New Troopers Hit Mississippi RoadsBy Jeffrey Hess | Published 16 Dec 2011 05:41pm |
51 brand new Mississippi highway patrol troopers are about to begin patrolling Mississippi's roads early next year. MPB's Jeffrey Hess reports that the state's public safety commissioner believes the state still needs more troopers.
The new highway patrol troopers march and chant before their graduation last week.
More than 140 people started the training but only 51 graduated, among them is 29-year old Cindy Searcy who has been assigned to patrol Monroe County.
"Ever since I have been a little girl I have wanted to be a trooper. Knowing that if I save somebody's life, if I get a drunk off the road I might have saved somebody's life or slow a teenager down," Searcy said.
Searcy, and the other newly minted troopers, will officially begin work on January third.
The troopers are being deployed all over the state based on where there is the greatest need for more forces, says Highway patrol Colonel Donnelle Berry.
"Some of the counties where you have one or two troopers assigned you used to have six or seven trooper assigned. So we kind of allocate them on the basis of how short we are in a particular area. And basically the shortest part of the state was down south along the coast. So the majority of them went to the coast," Berry said.
With the additional troopers there are about 550 Mississippi highway patrol officers.
But Public Safety Commissioner Albert Santa Cruz believes the state could still use 100 additional troopers and plans to ask the legislature to fund another trooper school this year.
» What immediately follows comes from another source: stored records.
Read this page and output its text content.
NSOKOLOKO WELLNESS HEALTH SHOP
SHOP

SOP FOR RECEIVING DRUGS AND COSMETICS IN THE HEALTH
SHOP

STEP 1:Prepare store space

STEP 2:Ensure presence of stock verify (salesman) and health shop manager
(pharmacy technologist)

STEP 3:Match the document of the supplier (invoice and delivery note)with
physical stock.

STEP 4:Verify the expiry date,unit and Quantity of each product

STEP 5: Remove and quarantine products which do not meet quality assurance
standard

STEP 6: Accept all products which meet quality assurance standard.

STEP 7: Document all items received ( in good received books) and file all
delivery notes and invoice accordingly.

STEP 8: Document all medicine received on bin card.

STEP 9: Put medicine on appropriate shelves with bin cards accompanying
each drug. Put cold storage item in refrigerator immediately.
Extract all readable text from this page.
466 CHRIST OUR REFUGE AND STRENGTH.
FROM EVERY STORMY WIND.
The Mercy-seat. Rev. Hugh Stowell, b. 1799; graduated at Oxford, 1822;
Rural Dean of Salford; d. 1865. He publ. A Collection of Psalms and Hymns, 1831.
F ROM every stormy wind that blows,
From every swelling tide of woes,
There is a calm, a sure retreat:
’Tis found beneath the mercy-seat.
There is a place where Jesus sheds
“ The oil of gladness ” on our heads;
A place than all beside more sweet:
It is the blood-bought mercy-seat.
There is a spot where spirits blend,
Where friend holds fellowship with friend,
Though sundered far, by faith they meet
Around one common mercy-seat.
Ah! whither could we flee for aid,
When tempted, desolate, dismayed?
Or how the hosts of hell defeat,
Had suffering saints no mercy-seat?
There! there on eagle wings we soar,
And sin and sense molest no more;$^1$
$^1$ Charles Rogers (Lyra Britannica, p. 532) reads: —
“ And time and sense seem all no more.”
"This 51 is going to help us. Plus the 5 that we get out of the re-hire board, that is going to help us. But we are still over 100 troopers short right now. And if the people we have that can retire did retire, we would be in a bind sure enough," Santa Cruz said.
However, the joint legislative budget committee has recommended a 20-percent budget cut to the state's highway patrol.
Even this trooper class was paid for by Governor Haley Barbour who used 7-million dollars of discretionary funds to run the school.
It is not clear if state legislators will approve the funds for another trooper school when the session starts in January.